PLD 1997 SC 408 & 2020 YLR 289 ref.

Control of Narcotic Substances Act, 1997 (XXV of 1997)--

----S. 21--Power of entry, search and arrest without warrant--According to Section 21 of CNSA, 1997 if a police officer not below rank of Sub-Inspector receives an information or forms an opinion that any narcotic drug is kept or concealed in a house, he can enter therein even without a search warrant provided there is an apprehension that concealed substance will be removed or culprit will escape if time is consumed for having recourse to Court for obtaining search warrant.                                                                           [Para 9] B

Maxim--

----“A communi observentia non-est recedendum”--It is a well entrenched principle that where a thing is provided in law to be done in a particular manner it had to be done in that manner and if not so done same would be unlawful--foregoing principle is arising out of maxim “a communi observentia non est recedendum”--Such rule becomes more inflexible in cases arising out of special enactments like CNSA, 1997 which carries stringent provisions for an accused.                                                                                        [Para 9] C

2003 SCMR 881.

Registration of a criminal case--

----Registration of a criminal case upon a complaint prepared at crime scene, since also is an important factor, thus its onus to prove also rests upon shoulders of none other than prosecution.     [Para 10] E

Criminal Procedure Code, 1898 (V of 1898)--

----S. 265(c)--Statement of all witnesses--Statutory right--Appellant was indicted as juvenile by Sessions Judge--In accordance with scheme of Sessions trial provided in Chapter XXII-A, Cr.P.C., appellant was to be supplied with copies of documents mentioned in Section 265-C, Cr.P.C. at least seven days prior to framing of charge--After having gone through record of trial Court with utmost watchfulness, Court have noticed that needful towards compliance of Section 265-C, Cr.P.C. was not done--Non-compliance of Section 265-C, Cr.P.C. by trial Court would amount to vitiating whole trial.                                                       [Para 11] F

2017 YLR 1999.

Malik Abdul Rashid Khokhar, Advocate with Appellant.

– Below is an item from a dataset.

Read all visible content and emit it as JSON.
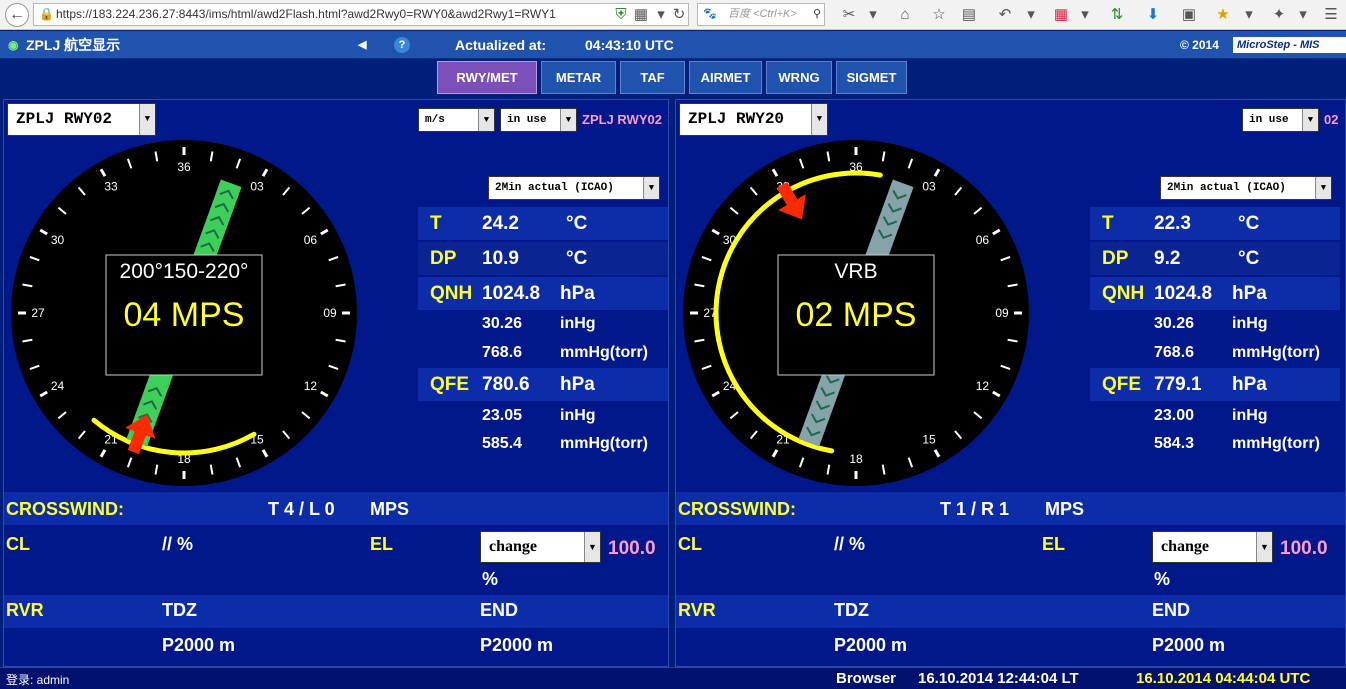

Mr. Asghar Ali Gill, Deputy Prosecutor General for State.

Date of hearing: 29.3.2021.

Judgment

Ch. Abdul Aziz, J.--Saqib Ramzan (appellant) involved in case FIR No. 32/2016 dated 23.02.2016 registered under Section 9 (b) of the Control of Narcotic Substances Act, 1997 (hereinafter referred to as “CNSA, 1997”) at Police Station Abbas Nagar, Bahawalpur was tried by learned Sessions Judge/Judge Juvenile Court, Bahawalpur. Trial Court vide judgment dated 05.10.2016 proceeded to convict and sentence the appellant in the following terms:-

“Under Section 9 (b) of CNSA, 1997 to suffer rigorous imprisonment for 01-years & 06-months with fine of Rs. 11,000/-and in default whereof to further undergo SI for 04-months. Benefit of Section 382-B, Cr.P.C. was also extended to the appellant.

Challenging his conviction and sentence, appellant filed the instant appeal.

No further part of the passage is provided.